Scaling and Root Planing - Effectiveness

Effectiveness

Scaling and root planing is considered the basic treatment of periodontal diseases and may be the only treatment required to treat mild cases of periodontitis. However, it may also be the initial therapy prior to future surgical needs. For the procedure to be considered effective, the patient must be able to be maintained at a level of periodontal health that will prevent reinfection with periodontal pathogens. This requires optimal home care and ongoing periodontal maintenance therapy, usually every three to four months to sustain health.

It is effective only when certain conditions are fulfilled. A complete removal of calculus from the periodontal pockets using hand and ultrasonic instruments is not totally effective. The depth of the pocket, when identified by the probe, exceeds more than 3mm then calculus removal becomes more insufficient. The maximum access of a probing instrument is up to 6mm, any calculus beyond that can't be reached. If there is calculus exceeding more than 6mm, then scaling and root planing are ineffective and the best treatment option in such cases will be surgical access for complete pathogen and calculus free area.

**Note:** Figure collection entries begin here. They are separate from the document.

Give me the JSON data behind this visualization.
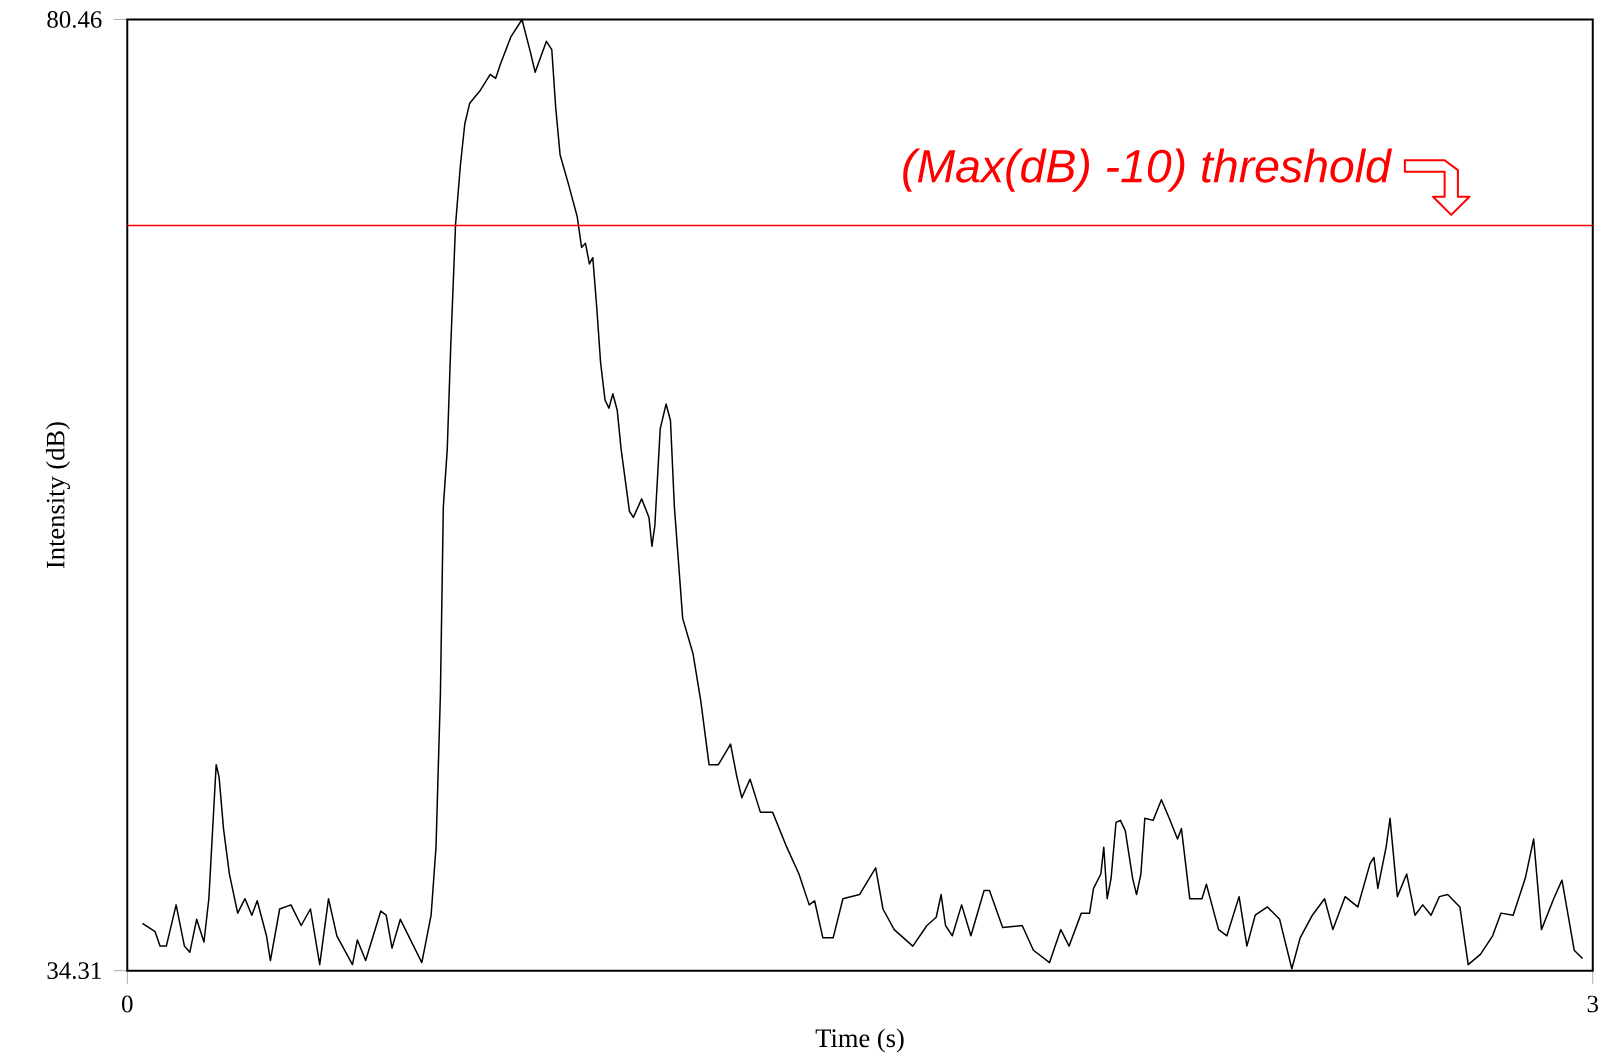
{
  "chart_data": {
    "type": "line",
    "xlabel": "Time (s)",
    "ylabel": "Intensity (dB)",
    "x": [
      0.031,
      0.057,
      0.067,
      0.08,
      0.1,
      0.117,
      0.128,
      0.142,
      0.157,
      0.167,
      0.176,
      0.182,
      0.188,
      0.197,
      0.209,
      0.226,
      0.241,
      0.255,
      0.266,
      0.285,
      0.293,
      0.312,
      0.335,
      0.356,
      0.375,
      0.394,
      0.412,
      0.429,
      0.461,
      0.471,
      0.488,
      0.519,
      0.53,
      0.542,
      0.559,
      0.603,
      0.622,
      0.632,
      0.641,
      0.647,
      0.655,
      0.662,
      0.672,
      0.682,
      0.691,
      0.701,
      0.722,
      0.743,
      0.754,
      0.764,
      0.785,
      0.808,
      0.825,
      0.835,
      0.858,
      0.869,
      0.877,
      0.886,
      0.904,
      0.921,
      0.93,
      0.938,
      0.946,
      0.953,
      0.961,
      0.969,
      0.978,
      0.986,
      0.994,
      1.003,
      1.011,
      1.028,
      1.036,
      1.053,
      1.068,
      1.074,
      1.08,
      1.091,
      1.103,
      1.112,
      1.12,
      1.137,
      1.158,
      1.174,
      1.191,
      1.21,
      1.235,
      1.248,
      1.258,
      1.275,
      1.296,
      1.321,
      1.35,
      1.375,
      1.396,
      1.407,
      1.424,
      1.445,
      1.465,
      1.499,
      1.532,
      1.547,
      1.57,
      1.608,
      1.637,
      1.656,
      1.666,
      1.675,
      1.689,
      1.708,
      1.727,
      1.754,
      1.765,
      1.792,
      1.832,
      1.855,
      1.888,
      1.911,
      1.928,
      1.953,
      1.97,
      1.978,
      1.993,
      1.999,
      2.006,
      2.014,
      2.024,
      2.033,
      2.043,
      2.058,
      2.066,
      2.075,
      2.083,
      2.1,
      2.117,
      2.133,
      2.15,
      2.158,
      2.175,
      2.2,
      2.209,
      2.234,
      2.251,
      2.276,
      2.292,
      2.309,
      2.334,
      2.359,
      2.384,
      2.401,
      2.426,
      2.451,
      2.468,
      2.493,
      2.519,
      2.544,
      2.552,
      2.56,
      2.577,
      2.585,
      2.6,
      2.619,
      2.636,
      2.652,
      2.669,
      2.686,
      2.703,
      2.728,
      2.745,
      2.77,
      2.795,
      2.812,
      2.837,
      2.862,
      2.879,
      2.895,
      2.92,
      2.937,
      2.962,
      2.979
    ],
    "series": [
      {
        "color": "#000000",
        "values": [
          36.6,
          36.2,
          35.5,
          35.5,
          37.5,
          35.5,
          35.2,
          36.8,
          35.7,
          37.8,
          41.7,
          44.3,
          43.7,
          41.2,
          39.0,
          37.1,
          37.8,
          37.0,
          37.7,
          36.0,
          34.8,
          37.3,
          37.5,
          36.5,
          37.3,
          34.6,
          37.8,
          36.0,
          34.6,
          35.8,
          34.8,
          37.2,
          37.0,
          35.4,
          36.8,
          34.7,
          37.0,
          40.3,
          47.7,
          56.8,
          59.6,
          64.5,
          70.5,
          73.4,
          75.4,
          76.4,
          77.0,
          77.8,
          77.6,
          78.3,
          79.6,
          80.46,
          78.9,
          77.9,
          79.4,
          79.0,
          76.2,
          73.9,
          72.4,
          70.9,
          69.4,
          69.6,
          68.6,
          68.9,
          66.5,
          63.8,
          62.0,
          61.6,
          62.3,
          61.5,
          59.6,
          56.6,
          56.3,
          57.2,
          56.3,
          54.9,
          55.9,
          60.6,
          61.8,
          61.0,
          56.8,
          51.4,
          49.7,
          47.4,
          44.3,
          44.3,
          45.3,
          43.7,
          42.7,
          43.6,
          42.0,
          42.0,
          40.3,
          39.0,
          37.5,
          37.7,
          35.9,
          35.9,
          37.8,
          38.0,
          39.3,
          37.3,
          36.3,
          35.5,
          36.5,
          36.9,
          38.0,
          36.5,
          36.0,
          37.5,
          36.0,
          38.2,
          38.2,
          36.4,
          36.5,
          35.3,
          34.7,
          36.3,
          35.5,
          37.1,
          37.1,
          38.3,
          39.0,
          40.3,
          37.8,
          38.8,
          41.5,
          41.6,
          41.1,
          38.8,
          38.0,
          39.0,
          41.7,
          41.6,
          42.6,
          41.7,
          40.7,
          41.2,
          37.8,
          37.8,
          38.5,
          36.3,
          36.0,
          37.9,
          35.5,
          37.0,
          37.4,
          36.8,
          34.4,
          35.9,
          37.0,
          37.8,
          36.3,
          37.9,
          37.4,
          39.5,
          39.8,
          38.3,
          40.3,
          41.7,
          37.9,
          39.0,
          37.0,
          37.5,
          37.0,
          37.9,
          38.0,
          37.4,
          34.6,
          35.1,
          36.0,
          37.1,
          37.0,
          38.8,
          40.7,
          36.3,
          37.8,
          38.7,
          35.3,
          34.9
        ]
      }
    ],
    "xlim": [
      0,
      3
    ],
    "ylim": [
      34.31,
      80.46
    ],
    "xticks": [
      0,
      3
    ],
    "yticks": [
      34.31,
      80.46
    ],
    "ref_lines": [
      {
        "axis": "y",
        "value": 70.46,
        "label": "(Max(dB) -10) threshold",
        "color": "#ff0000"
      }
    ],
    "line_style": "solid"
  }
}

The probing depth and methods affects the success of the procedure, and factors like root grooves, concavities, and furcation involvement may limit visibility of underlying deep calculus and debris. In severe periodontal disease where there is a systemic involvement, scaling and root planing are insufficient and surgery is required. Scaling and root planing are ineffective in cases where tooth mobility is severe; such conditions require periodontal surgery and placement of bone grafts.